Trudeau, Harper, Saudi Arabia, and Real Change™

Image: A big-ass tank with like eight wheels and two armed soldiers sticking out the top in a sandy-looking locale. (Image credit: General Dynamics Land Systems Canada) NOTE: this may not be the actual model of Light Artillery Vehicle GDLS is selling to Saudi Arabia with Canadian governmental mediation and approval; details are sketchy, but the Globe and Mail reports that whatever they look like, they’re gonna be deadly.

 This one is from the prosaically named Department of Plus ça change, plus c’est le meme chose.

From the Globe and Mail, January 7, 2016:

The Canadian government is refusing to say whether it obtained assurances that light armoured vehicles being sold to Saudi Arabia in a massive $15-billion deal would not be used against the Saudi people – a key guarantee required by federal export controls when arms are destined for countries with a “persistent record of serious violations of the human rights of their citizens.”

This controversial 2014 agreement to ship made-in-Canada light armoured vehicles to the Mideast country is coming under increased scrutiny after much-publicized incidents of torture and mistreatment by Saudi authorities…

The government is required to demonstrate “there is no reasonable risk that the goods might be used against the civilian population” before it approves applications for export permits to countries with persistent records of violating the rights of their citizens.

Ottawa, however, won’t say whether it has determined this to be the case with the light armoured vehicles (LAVs) heading to Saudi Arabia.

“For reasons of commercial confidentiality, the Department of Foreign Affairs, Trade and Development does not comment on specific applications,” François Lasalle, spokesman for the Department of Foreign Affairs and International Trade, said in an e-mail.

I wrote last week about the Liberal government’s willingness to proceed with this major arms deal with Saudi Arabia, notwithstanding the horrific spate of public beheadings the House of Saud has conducted so far this year.

This is a story that’s really gained speed in the last week, with many major news outlets challenging the government on this extremely questionable decision.

And it’s wonderful to see such detailed and aggressive coverage of this.

Except that the quote above isn’t actually from this week. I lied to you.


The quote above is actually from January 21, 2015 – almost one full year ago – and describes the Harper government’s reaction to a spate of atrocities committed by the Saudi regime early last year.

This is what the Globe and Mail had to say on January 7, 2016:

[The] government is refusing to make public a recently completed assessment of the state of human rights in Saudi Arabia even as it endures criticism for proceeding with a $15-billion deal to ship weaponized armoured vehicles to the Mideast country.

Saudi Arabia, notorious for its treatment of women, dissidents and offenders, became the focus of international condemnation this month…

[T]he government told The Globe and Mail that its latest analysis of the Saudis’ recent human rights record is confidential. This study is the first assessment the department of Global Affairs has drawn up on Saudi Arabia in a number of years.

“A report on Saudi Arabia has been prepared for 2015 as part of the department’s annual process of producing human rights reports on numerous countries.
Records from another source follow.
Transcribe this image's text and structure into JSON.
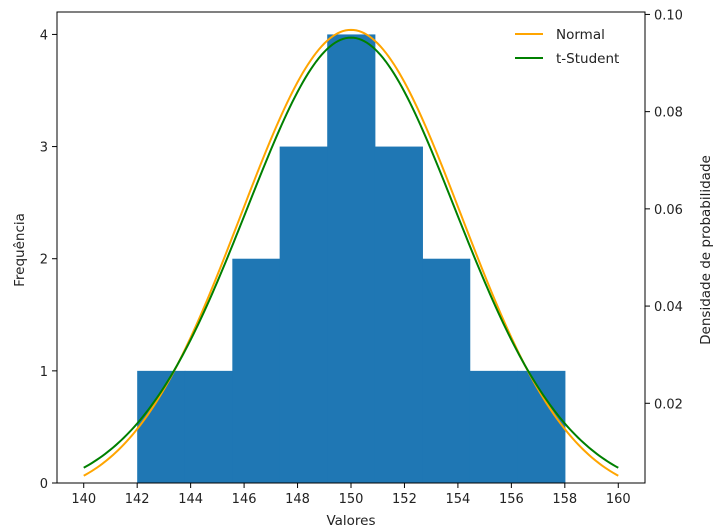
{
  "chart_data": {
    "type": "histogram",
    "xlabel": "Valores",
    "ylabel": "Frequência",
    "y2label": "Densidade de probabilidade",
    "xlim": [
      139,
      161
    ],
    "ylim": [
      0,
      4.2
    ],
    "y2lim": [
      0.0036,
      0.1005
    ],
    "xticks": [
      140,
      142,
      144,
      146,
      148,
      150,
      152,
      154,
      156,
      158,
      160
    ],
    "yticks": [
      0,
      1,
      2,
      3,
      4
    ],
    "y2ticks": [
      0.02,
      0.04,
      0.06,
      0.08,
      0.1
    ],
    "y2ticklabels": [
      "0.02",
      "0.04",
      "0.06",
      "0.08",
      "0.10"
    ],
    "bar_color": "#1f77b4",
    "bins": [
      {
        "start": 142.0,
        "end": 143.78,
        "count": 1
      },
      {
        "start": 143.78,
        "end": 145.56,
        "count": 1
      },
      {
        "start": 145.56,
        "end": 147.33,
        "count": 2
      },
      {
        "start": 147.33,
        "end": 149.11,
        "count": 3
      },
      {
        "start": 149.11,
        "end": 150.89,
        "count": 4
      },
      {
        "start": 150.89,
        "end": 152.67,
        "count": 3
      },
      {
        "start": 152.67,
        "end": 154.44,
        "count": 2
      },
      {
        "start": 154.44,
        "end": 156.22,
        "count": 1
      },
      {
        "start": 156.22,
        "end": 158.0,
        "count": 1
      }
    ],
    "series": [
      {
        "name": "Normal",
        "color": "#ffa500",
        "distribution": "normal",
        "mean": 150,
        "std": 4.12
      },
      {
        "name": "t-Student",
        "color": "#008000",
        "distribution": "t",
        "df": 15,
        "loc": 150,
        "scale": 4.12
      }
    ],
    "curve_range": [
      140,
      160
    ],
    "legend": "top-right",
    "grid": false
  }
}
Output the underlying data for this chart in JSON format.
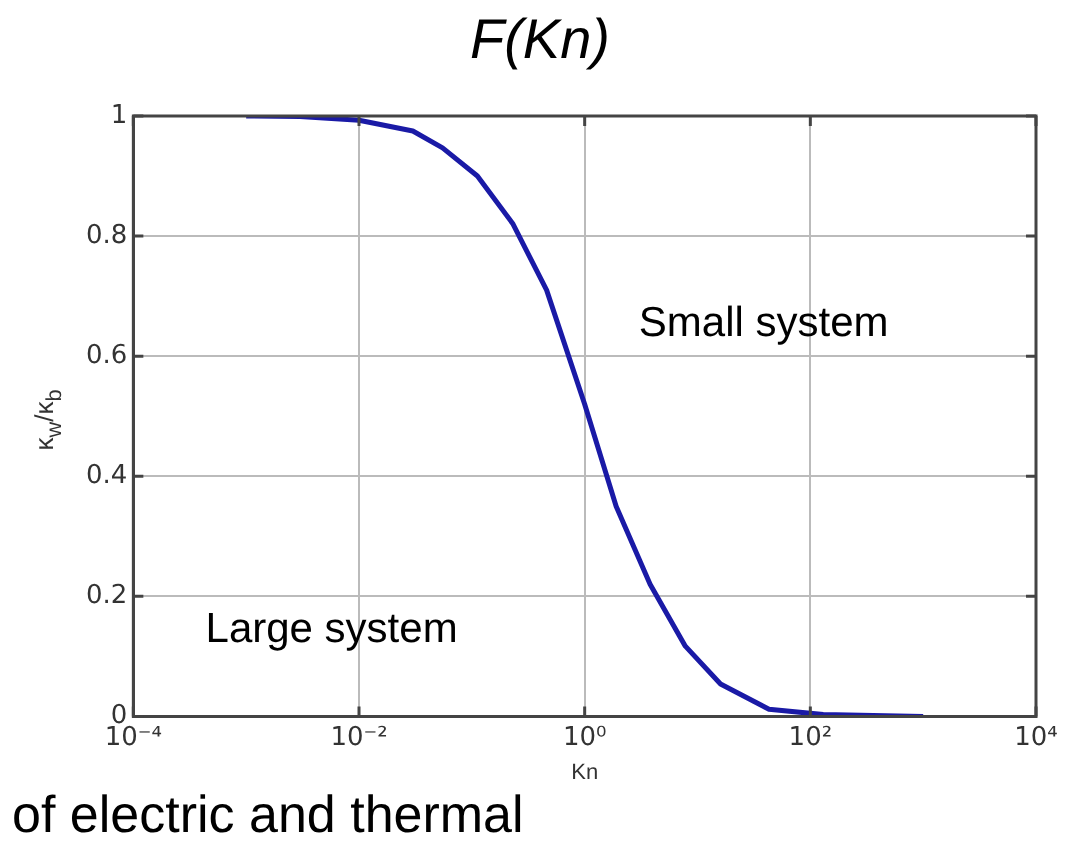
{
  "chart_data": {
    "type": "line",
    "title": "F(Kn)",
    "xlabel": "Kn",
    "ylabel": "κ$_{w}$/κ$_{b}$",
    "series": [
      {
        "color": "#1a1aa6",
        "x": [
          0.001,
          0.003,
          0.01,
          0.03,
          0.055,
          0.112,
          0.23,
          0.46,
          1,
          1.9,
          3.8,
          7.8,
          16,
          43,
          130,
          1000
        ],
        "values": [
          1,
          0.999,
          0.993,
          0.975,
          0.947,
          0.9,
          0.821,
          0.71,
          0.52,
          0.35,
          0.22,
          0.117,
          0.054,
          0.012,
          0.003,
          0
        ]
      }
    ],
    "log": "x",
    "xlim": [
      0.0001,
      10000
    ],
    "xticks": [
      {
        "value": 0.0001,
        "label": "10⁻⁴"
      },
      {
        "value": 0.01,
        "label": "10⁻²"
      },
      {
        "value": 1,
        "label": "10⁰"
      },
      {
        "value": 100,
        "label": "10²"
      },
      {
        "value": 10000,
        "label": "10⁴"
      }
    ],
    "ylim": [
      0,
      1
    ],
    "yticks": [
      0,
      0.2,
      0.4,
      0.6,
      0.8,
      1
    ],
    "grid": true,
    "marker": "none",
    "line_style": "solid",
    "annotations": [
      "Small system",
      "Large system",
      "of electric and thermal"
    ]
  }
}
This document is intended for internal Government of Canada use only, and, as such, will not be made public,” said François Lasalle, a spokesman for Global Affairs Canada…

The government is also refusing to release any information on how Ottawa will justify the export of armoured vehicles under Canada’s export control regime.

“For reasons of commercial confidentiality, Global Affairs Canada does not comment on specific export permit applications,” Mr. Lasalle said.

The biggest thing that’s changed on this file with the transition in government is the name of the department for which Mr. Lasalle works. His ability to fend off pertinent and necessary questions with vague gestures at confidentiality remains intact, as do his superiors’ complete willingness to look the other way when the Saudis commit human rights atrocities, which they do on a regular basis.

These two Globe articles, written nearly a year apart, are so stunningly similar that, if quoted such that the names and party affiliations of the government officials and the specifics of the Saudi atrocities are omitted, you could swap out last year’s for this year’s and no one would notice the difference.

So for all those folks who naively bought into Trudeau’s promises of “Sunny ways” and “real change” and transparency – this is what you voted for. This complete and total continuation of the Harper Conservative foreign policy, this complete unwillingness to be transparent, this utter interchangeability with the government you worked so friggin’ hard to defeat.